The strength in the euro saw the dollar index .DXY skid to 79.610, its lowest since October 23. The index has fallen some 2 percent since mid-November and is flirting with support near 79.700, a level representing the 61.8 percent retracement of its Sept-Nov rally.

Against the Australian dollar, the euro was little changed at A$1.2505. The Aussie, however, climbed 0.5 percent on the greenback to $1.0485.

Traders said a quarter point cut in the cash rate on Tuesday to a record-matching low of 3.0 percent was widely anticipated. The lack of any forward guidance by the Reserve Bank of Australia (RBA) led some in the market to conclude that further easing may be limited.

The Aussie last stood at $1.0466, having climbed as high as $1.0485. Immediate resistance is seen around $1.0500. Aussie dollar bulls may further be embolden if third-quarter gross domestic data due at 0030 GMT surprises on the upside.

"The AUD/USD is not rallying on the rate cut itself, but the shifting of expectations from a declining rate environment to a stable one, at least for the next few months," said Christopher Vecchio, currency analyst at DailyFX.

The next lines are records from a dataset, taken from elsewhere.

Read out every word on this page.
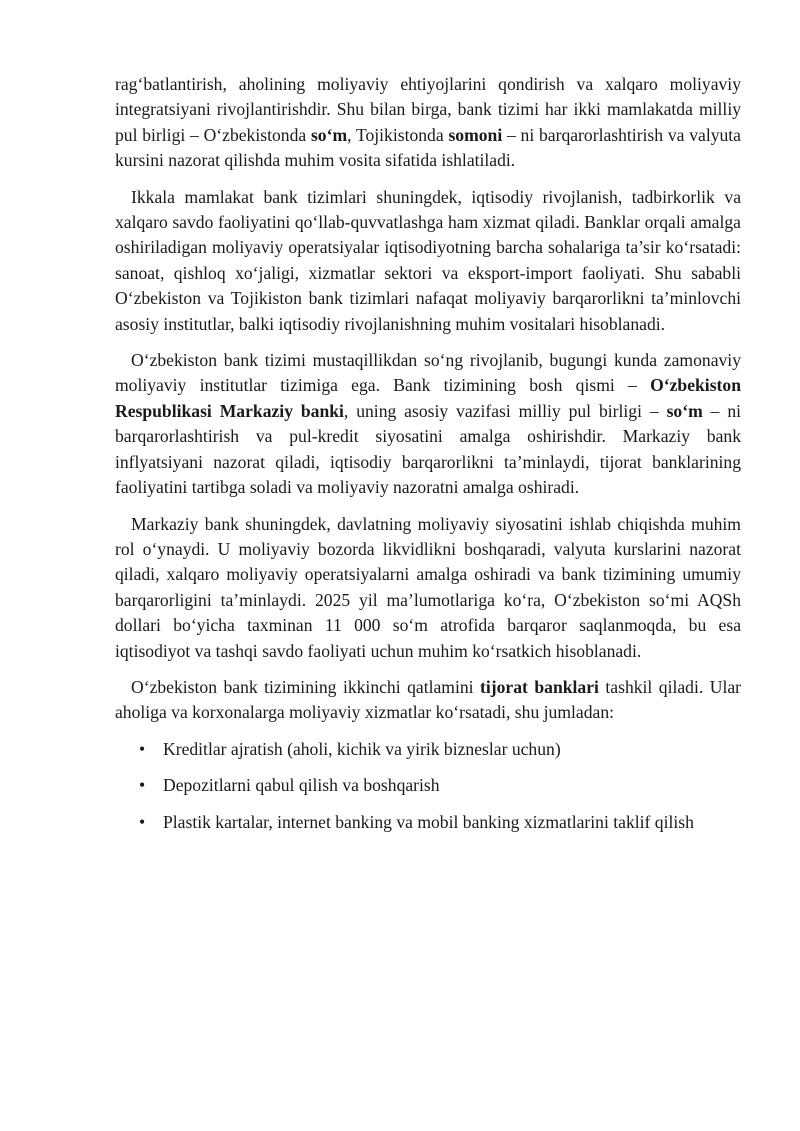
rag‘batlantirish, aholining moliyaviy ehtiyojlarini qondirish va xalqaro moliyaviy integratsiyani rivojlantirishdir. Shu bilan birga, bank tizimi har ikki mamlakatda milliy pul birligi – O‘zbekistonda so‘m, Tojikistonda somoni – ni barqarorlashtirish va valyuta kursini nazorat qilishda muhim vosita sifatida ishlatiladi.

Ikkala mamlakat bank tizimlari shuningdek, iqtisodiy rivojlanish, tadbirkorlik va xalqaro savdo faoliyatini qo‘llab-quvvatlashga ham xizmat qiladi. Banklar orqali amalga oshiriladigan moliyaviy operatsiyalar iqtisodiyotning barcha sohalariga ta’sir ko‘rsatadi: sanoat, qishloq xo‘jaligi, xizmatlar sektori va eksport-import faoliyati. Shu sababli O‘zbekiston va Tojikiston bank tizimlari nafaqat moliyaviy barqarorlikni ta’minlovchi asosiy institutlar, balki iqtisodiy rivojlanishning muhim vositalari hisoblanadi.

O‘zbekiston bank tizimi mustaqillikdan so‘ng rivojlanib, bugungi kunda zamonaviy moliyaviy institutlar tizimiga ega. Bank tizimining bosh qismi – O‘zbekiston Respublikasi Markaziy banki, uning asosiy vazifasi milliy pul birligi – so‘m – ni barqarorlashtirish va pul-kredit siyosatini amalga oshirishdir. Markaziy bank inflyatsiyani nazorat qiladi, iqtisodiy barqarorlikni ta’minlaydi, tijorat banklarining faoliyatini tartibga soladi va moliyaviy nazoratni amalga oshiradi.

Markaziy bank shuningdek, davlatning moliyaviy siyosatini ishlab chiqishda muhim rol o‘ynaydi. U moliyaviy bozorda likvidlikni boshqaradi, valyuta kurslarini nazorat qiladi, xalqaro moliyaviy operatsiyalarni amalga oshiradi va bank tizimining umumiy barqarorligini ta’minlaydi. 2025 yil ma’lumotlariga ko‘ra, O‘zbekiston so‘mi AQSh dollari bo‘yicha taxminan 11 000 so‘m atrofida barqaror saqlanmoqda, bu esa iqtisodiyot va tashqi savdo faoliyati uchun muhim ko‘rsatkich hisoblanadi.

O‘zbekiston bank tizimining ikkinchi qatlamini tijorat banklari tashkil qiladi. Ular aholiga va korxonalarga moliyaviy xizmatlar ko‘rsatadi, shu jumladan:

• Kreditlar ajratish (aholi, kichik va yirik bizneslar uchun)
• Depozitlarni qabul qilish va boshqarish
• Plastik kartalar, internet banking va mobil banking xizmatlarini taklif qilish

The next RBA policy meeting is not until early February.

Yet interbank futures are still pricing in another 50 basis points worth of easing next year, with markets giving a 62 percent chance of a cut at the next policy meeting in February.

A speech by RBA Deputy Governor Philip Lowe at 0920 GMT on 'What is normal' will be closely watched for his reaction to the rally in the Aussie dollar.

Investors will also be keeping an eye on a private survey of China's growing services sector due around 0145 GMT, looking for more signs the world's second largest economy is indeed regaining momentum.